I live in a 2-story house and was unable to access my BR or shower for over 3 months after an accident that left me forbidden to put any weight at all on my left leg and with my right leg too injured to handle my body weight, therefore needing a wheelchair or walker. Slept in a hospital bed in the living room.
I knew someone who had lived with his parents in a house in the back bay and it was similar but obviously wider. The roof deck was amazing but every floor literally had two rooms so it was not until the fourth floor that his parents bedroom appeared. I never met his parents but I imagine they must have been very fit.

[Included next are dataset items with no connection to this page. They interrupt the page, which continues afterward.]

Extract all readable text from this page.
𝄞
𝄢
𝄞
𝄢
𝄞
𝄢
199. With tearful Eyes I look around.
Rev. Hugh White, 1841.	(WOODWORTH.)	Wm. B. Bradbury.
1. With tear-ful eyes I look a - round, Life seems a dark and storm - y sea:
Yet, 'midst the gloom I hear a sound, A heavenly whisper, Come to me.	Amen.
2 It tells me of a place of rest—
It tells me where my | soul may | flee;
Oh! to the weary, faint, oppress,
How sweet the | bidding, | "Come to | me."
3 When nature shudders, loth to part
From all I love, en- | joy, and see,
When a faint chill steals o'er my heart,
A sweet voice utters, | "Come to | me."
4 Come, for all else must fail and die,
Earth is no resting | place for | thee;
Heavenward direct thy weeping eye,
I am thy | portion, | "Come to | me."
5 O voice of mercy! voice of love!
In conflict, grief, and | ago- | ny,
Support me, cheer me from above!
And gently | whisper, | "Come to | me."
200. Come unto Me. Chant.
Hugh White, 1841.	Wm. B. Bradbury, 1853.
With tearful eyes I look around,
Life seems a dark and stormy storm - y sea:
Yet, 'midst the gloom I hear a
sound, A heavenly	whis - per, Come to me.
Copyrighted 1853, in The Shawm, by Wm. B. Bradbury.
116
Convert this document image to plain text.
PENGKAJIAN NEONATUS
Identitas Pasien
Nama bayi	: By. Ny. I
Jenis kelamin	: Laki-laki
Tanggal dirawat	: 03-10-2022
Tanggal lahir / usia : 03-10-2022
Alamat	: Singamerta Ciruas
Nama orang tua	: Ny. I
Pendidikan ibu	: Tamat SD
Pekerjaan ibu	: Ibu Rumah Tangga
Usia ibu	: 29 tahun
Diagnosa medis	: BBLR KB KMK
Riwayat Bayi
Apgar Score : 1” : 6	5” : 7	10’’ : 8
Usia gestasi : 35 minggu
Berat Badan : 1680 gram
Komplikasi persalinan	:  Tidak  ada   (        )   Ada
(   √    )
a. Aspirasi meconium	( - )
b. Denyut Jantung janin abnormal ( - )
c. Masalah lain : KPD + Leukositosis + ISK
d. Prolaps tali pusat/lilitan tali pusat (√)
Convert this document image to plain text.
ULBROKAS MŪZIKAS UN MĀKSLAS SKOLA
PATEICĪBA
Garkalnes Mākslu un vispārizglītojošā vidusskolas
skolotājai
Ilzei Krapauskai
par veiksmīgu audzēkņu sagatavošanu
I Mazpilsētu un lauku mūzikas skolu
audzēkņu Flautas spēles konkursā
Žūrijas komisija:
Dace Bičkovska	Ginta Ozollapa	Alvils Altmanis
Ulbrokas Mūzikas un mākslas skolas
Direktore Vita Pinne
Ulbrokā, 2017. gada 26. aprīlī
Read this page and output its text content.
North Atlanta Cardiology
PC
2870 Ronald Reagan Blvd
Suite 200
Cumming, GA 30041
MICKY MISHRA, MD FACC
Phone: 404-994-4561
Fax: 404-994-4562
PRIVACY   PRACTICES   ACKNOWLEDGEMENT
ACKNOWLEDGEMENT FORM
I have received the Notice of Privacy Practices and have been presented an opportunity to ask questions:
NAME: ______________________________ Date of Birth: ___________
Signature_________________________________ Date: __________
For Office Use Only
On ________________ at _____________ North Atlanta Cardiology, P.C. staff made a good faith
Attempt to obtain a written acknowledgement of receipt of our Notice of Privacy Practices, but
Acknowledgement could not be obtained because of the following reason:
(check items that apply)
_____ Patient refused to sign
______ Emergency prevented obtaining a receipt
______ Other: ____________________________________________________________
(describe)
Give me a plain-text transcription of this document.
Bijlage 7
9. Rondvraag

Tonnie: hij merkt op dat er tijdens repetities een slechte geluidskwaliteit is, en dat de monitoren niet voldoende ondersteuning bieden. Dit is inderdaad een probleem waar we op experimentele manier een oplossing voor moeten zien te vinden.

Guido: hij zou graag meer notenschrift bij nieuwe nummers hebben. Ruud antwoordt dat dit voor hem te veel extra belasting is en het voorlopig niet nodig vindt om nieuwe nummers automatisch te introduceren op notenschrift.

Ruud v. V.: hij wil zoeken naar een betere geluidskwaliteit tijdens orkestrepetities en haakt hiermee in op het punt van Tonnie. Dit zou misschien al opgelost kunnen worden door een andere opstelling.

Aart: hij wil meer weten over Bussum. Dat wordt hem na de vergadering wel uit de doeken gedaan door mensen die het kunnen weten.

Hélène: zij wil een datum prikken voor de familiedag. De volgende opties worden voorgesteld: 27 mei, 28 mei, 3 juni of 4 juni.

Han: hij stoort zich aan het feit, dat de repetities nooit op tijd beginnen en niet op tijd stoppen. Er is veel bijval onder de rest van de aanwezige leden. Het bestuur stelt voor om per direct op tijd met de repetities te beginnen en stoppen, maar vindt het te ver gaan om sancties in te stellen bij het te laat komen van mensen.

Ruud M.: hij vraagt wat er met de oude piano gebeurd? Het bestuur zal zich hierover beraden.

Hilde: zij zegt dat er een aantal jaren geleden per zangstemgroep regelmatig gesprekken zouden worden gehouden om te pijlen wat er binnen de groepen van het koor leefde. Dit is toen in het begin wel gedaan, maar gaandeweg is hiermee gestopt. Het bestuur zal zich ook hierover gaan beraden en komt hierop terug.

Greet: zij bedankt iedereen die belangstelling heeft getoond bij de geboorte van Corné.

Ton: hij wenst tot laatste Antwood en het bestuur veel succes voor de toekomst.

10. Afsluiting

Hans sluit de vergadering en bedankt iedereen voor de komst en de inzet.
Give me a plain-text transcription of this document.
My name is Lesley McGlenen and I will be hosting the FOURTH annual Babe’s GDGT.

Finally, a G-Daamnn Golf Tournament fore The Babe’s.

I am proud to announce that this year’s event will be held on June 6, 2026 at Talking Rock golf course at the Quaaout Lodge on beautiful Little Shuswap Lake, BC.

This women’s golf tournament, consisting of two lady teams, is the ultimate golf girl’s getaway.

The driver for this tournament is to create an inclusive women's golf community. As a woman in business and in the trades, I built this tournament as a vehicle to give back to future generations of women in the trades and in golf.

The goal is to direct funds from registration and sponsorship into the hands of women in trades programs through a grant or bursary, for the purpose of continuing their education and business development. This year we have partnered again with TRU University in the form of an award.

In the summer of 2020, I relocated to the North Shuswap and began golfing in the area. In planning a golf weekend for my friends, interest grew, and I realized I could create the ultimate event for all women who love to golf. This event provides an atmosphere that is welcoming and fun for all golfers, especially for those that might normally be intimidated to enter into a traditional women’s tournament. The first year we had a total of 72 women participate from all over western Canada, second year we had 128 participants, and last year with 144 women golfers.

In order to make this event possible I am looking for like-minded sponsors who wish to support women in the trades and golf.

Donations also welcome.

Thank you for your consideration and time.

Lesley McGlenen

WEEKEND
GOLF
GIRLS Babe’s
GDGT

The current owners paid $900,000 for the house in May 2017. If they get the asking price, they will realize 33% appreciation over four years.
I don't know what the current owners are doing with the house. The former owners, before them, had been listing it as a vacation rental on HomeAway, a competitor to AirBnB -- although in the early 2000s they were living in the house with their 2-year-old daughter. I assume that when the daughter got older, that couple had to get a bigger house somewhere and started to rent this one out. Then they sold it in 2017.
Here's a link to a 2005 Globe article:
The strategy for listing real estate today is totally upside down from what it used to be. You pick an asking price (say, $500k), list for less than that (say, $400k), and rely on multiple offers over asking to come in to net you the most money. The real asking price is a number whispered through realtors.
It's the equivalent of selling an iPhone 12 on eBay with a starting bid of $0.01, even if you know it will sell for a thousand bucks. You attract more bidders with a low starting bid.
If you don't get a flood of over-asking offers within a few days, pull the listing and try again in about 6 months.
It's amazing how often that works.
Does wonders in making a narrow space feel larger.
There is a cute house on in Savin Hill. The bathroom is tiny enough that when one rises from the throne one immediately greets the sink. Square footage is actually smaller than the North End house.
Do the control freaks who refuse to allow new construction of not only houses like this, but any type of traditional urban house or apartments, due to rules about setbacks, floor area ratio, off-street parking, and lot coverage rules feel that places like this need to be torn down since they're so evil?